Everything About Fiction You Never Wanted to Know.


/wiki/Vindicated by Historywork


  • This happens periodically in (painting) art especially between the renaissance and the 20th century. A rising new art movement is at first derided, and as it becomes accepted the preceding movement turns into the target instead. A couple of centuries later, the art world and scholarship see them both having merits.
  • Piero Della Francesca was fairly obscure until the 1920s as well. He is now considered one of the greatest quattrocento artists.
  • Caravaggio was obscure to infamous until the 1920s.
  • Artemisia Gentileschi, one of the few truly relevant Renaissance female painters, was for a long while looked down and seen as dependant of the fame of her father. Then the Feminist Movement came by. What's that you say, a Renaissance woman painter that focuses on pictures on women and whose masterpiece depicts the biblical Judith violently decapitating King Holofornes a.k.a. in a position of strength? Let's just say she came to develop quite the fanbase.
  • The Impressionistes (Monet, Renoir, Manet, etc.) were ridiculed at first (at their first joint exposition, the public came en masse to mock their work), even though they were more successful later on. Today, well let's say that many of the world's most expensive paintings are from them...
  • Vincent van Gogh is a popular example of this, although in the months before his death he was getting serious notice.
  • The Daughters of Edward Darley Boit, painted by John Singer Sargent, was originaly disliked by critics for being too big, having too much empty space in it, and having the subjects scattered about randomly. Now it is considered one of Sargent's better works, and is used in a couple of plays, poems, and mystery novels.

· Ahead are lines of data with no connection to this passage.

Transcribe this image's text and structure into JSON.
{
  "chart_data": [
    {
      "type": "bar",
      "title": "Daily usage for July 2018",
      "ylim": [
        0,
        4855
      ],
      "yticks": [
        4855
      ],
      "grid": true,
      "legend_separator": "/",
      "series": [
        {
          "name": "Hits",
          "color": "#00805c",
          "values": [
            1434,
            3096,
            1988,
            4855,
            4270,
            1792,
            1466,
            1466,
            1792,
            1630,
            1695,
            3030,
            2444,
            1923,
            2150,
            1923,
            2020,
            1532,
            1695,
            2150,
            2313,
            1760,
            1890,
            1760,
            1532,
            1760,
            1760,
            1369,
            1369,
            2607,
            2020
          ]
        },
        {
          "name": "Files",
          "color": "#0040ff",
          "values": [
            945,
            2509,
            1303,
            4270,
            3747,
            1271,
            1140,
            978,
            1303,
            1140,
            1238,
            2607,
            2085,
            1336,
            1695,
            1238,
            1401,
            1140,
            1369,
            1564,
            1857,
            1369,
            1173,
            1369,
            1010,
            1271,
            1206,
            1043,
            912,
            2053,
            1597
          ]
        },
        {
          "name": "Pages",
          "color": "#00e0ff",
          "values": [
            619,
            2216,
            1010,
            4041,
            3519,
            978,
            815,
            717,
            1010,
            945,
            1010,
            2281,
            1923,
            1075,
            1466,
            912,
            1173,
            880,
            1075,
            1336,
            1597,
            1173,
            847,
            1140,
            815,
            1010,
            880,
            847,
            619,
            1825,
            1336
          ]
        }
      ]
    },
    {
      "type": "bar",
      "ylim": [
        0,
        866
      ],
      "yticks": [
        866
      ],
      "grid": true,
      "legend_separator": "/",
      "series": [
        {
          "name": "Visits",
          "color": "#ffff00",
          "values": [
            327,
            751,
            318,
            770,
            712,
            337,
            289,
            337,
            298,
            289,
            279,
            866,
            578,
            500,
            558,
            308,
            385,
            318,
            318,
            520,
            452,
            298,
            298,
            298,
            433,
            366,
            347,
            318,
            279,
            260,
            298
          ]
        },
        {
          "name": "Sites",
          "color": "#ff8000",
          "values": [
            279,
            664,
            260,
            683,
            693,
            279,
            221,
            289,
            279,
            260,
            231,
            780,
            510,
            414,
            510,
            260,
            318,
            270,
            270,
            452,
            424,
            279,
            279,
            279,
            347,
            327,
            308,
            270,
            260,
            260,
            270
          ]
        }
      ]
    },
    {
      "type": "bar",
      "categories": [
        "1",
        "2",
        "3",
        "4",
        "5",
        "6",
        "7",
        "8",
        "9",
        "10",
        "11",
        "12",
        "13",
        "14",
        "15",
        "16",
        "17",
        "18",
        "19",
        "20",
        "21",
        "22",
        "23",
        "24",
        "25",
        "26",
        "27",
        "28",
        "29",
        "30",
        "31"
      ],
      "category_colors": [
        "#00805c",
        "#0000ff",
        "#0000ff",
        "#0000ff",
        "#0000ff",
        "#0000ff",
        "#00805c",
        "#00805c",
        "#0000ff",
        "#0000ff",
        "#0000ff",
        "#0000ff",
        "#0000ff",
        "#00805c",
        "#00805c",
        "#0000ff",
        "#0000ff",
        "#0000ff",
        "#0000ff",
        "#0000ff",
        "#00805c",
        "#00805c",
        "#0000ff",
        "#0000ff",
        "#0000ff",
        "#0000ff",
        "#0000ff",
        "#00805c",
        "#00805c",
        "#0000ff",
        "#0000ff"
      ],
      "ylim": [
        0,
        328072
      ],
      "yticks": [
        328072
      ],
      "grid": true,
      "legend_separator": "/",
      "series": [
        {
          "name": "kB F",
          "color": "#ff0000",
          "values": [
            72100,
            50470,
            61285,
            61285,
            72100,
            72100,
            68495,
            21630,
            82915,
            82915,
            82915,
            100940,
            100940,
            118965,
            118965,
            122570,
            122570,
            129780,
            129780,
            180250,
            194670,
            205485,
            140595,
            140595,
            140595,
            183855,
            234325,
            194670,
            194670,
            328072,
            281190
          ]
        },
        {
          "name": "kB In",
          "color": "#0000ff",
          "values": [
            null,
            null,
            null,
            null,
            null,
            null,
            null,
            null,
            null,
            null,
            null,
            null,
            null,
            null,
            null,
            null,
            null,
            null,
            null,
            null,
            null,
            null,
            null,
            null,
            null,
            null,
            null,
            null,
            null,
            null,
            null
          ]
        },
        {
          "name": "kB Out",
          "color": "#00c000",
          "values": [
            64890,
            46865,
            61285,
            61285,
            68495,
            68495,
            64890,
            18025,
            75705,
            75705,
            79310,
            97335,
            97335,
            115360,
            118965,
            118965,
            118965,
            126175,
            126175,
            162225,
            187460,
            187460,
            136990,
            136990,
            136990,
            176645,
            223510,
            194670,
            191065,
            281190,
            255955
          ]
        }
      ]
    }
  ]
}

    • Also, Portrait of Madame X, when originally exhibited, caused a great deal of scandal in the art circle. Sargent was forced to leave Paris as a result. The painting would become one of his and the era's most iconic pieces.
  • For most of M. C. Escher's life, he was looked down upon by "serious" artists (as were all artists who specialized in lithography). He is now a fixture of art history textbooks (as well as poster shops) and your math teacher's walls.